次に、上がった段数の合計と、下がった段数の合計の差が24段、という情報も「見える化」していきましょう。

2つの長方形の「面積の差」ですから、2つの長方形を
どこかの角をそろえて重ねるように配置するのが原則です。

ここでは、重ねたときにはみ出した部分が面積の差を意味します。

ところが、困ったことが起こりました。

回数の「和」を見やすくするには、2つの面積図を並べた方が良いのですが
面積の「差」を見やすくするには、2つの面積図を重ねなければなりません。

ですが、この2つの作業を同時に行うことはできませんね。

あちらを立てればこちらが立たず
こちらを立てればあちらが立たず・・・

何か良い方法はないでしょうか?
大概の人はここで面積図を使うのを諦めます。

とぅおころがっ! 面積図マスターはこの難題をあるワザで切り抜けるのです。

それが「面積の差」を表す、もう1つの方法です。

弁償算を面積図で攻略4

まず、「横の和」のために2つの面積図を並べたままで、一方を「地下」に潜らせます。

弁償算を面積図で攻略5

まだこのままでは2つの面積図を重ねた状態にはなっていませんね。
重ねないと「差」は見えてきません。

そこで、「拡げて」重なりを作り出します。
下の☆マークの部分に注目してください。

弁償算を面積図で攻略6

×の差は、(+☆) と (×+☆) の差と同じになっていることに
気が付くでしょうか?
どちらにも共通の「☆」を付け足したので
差は変わっていませんね。

弁償算を面積図で攻略7

この視点が持てたら、もう「見える化」は成功です。

弁償算を面積図で攻略8

弁償算を面積図で攻略9

弁償算を面積図で攻略10

これで、負けたのが9回、勝ったのが11回だとわかりましたね。

目で視る算数、今回は面積図を使った弁償算攻略法を紹介しました。
普段は面積図を使わないような場面でも、実は面積図で整理する方法があります。

面積図に整理することで、題材が変わっても「同じ方法」で解き進めることができるというメリットもあります。
問題文通りに図を描いてみたら、結果的に「見覚えのあるパターン」ができあがっていた。

そんなふうに使いこなせたらいいですね。

最後に、同じテーマで題材を変えて見てみましょう。弁償算は個数のある売買の問題でも頻出です。
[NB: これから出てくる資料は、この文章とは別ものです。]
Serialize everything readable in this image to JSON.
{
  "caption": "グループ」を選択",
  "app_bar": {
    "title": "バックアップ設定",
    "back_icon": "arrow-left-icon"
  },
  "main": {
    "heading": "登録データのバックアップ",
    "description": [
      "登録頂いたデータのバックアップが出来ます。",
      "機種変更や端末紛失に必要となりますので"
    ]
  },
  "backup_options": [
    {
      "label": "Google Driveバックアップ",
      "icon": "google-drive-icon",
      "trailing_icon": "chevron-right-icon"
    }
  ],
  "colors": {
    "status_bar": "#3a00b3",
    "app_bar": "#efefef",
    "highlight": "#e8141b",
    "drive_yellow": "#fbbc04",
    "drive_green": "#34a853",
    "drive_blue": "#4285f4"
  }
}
徳田商店では20個の宝石に3万円の利益を見込んで定価をつけていましたが、売れ残ったものを
閉店セールで原価より1万円も安い値段で販売したところ、全部売れて、利益は24万円になりました。
定価で売れた宝石は何個ですか?

1個あたりの損得に注目すると、下のような情報が読み取れますね。

弁償算を面積図で攻略11

そこで、「横の和」と「面積の差」の両方を同時に見える形にすると
こうなります。

弁償算を面積図で攻略12

そう。題材はまったく異なりますが、同じテーマ、同じ論点の問題だということがわかりますね。

和は並べる
差は重ねる
同時に実現できないときは「拡げて」重ねる

ぜひ面積図を用いた情報整理の際にお役立て下さい。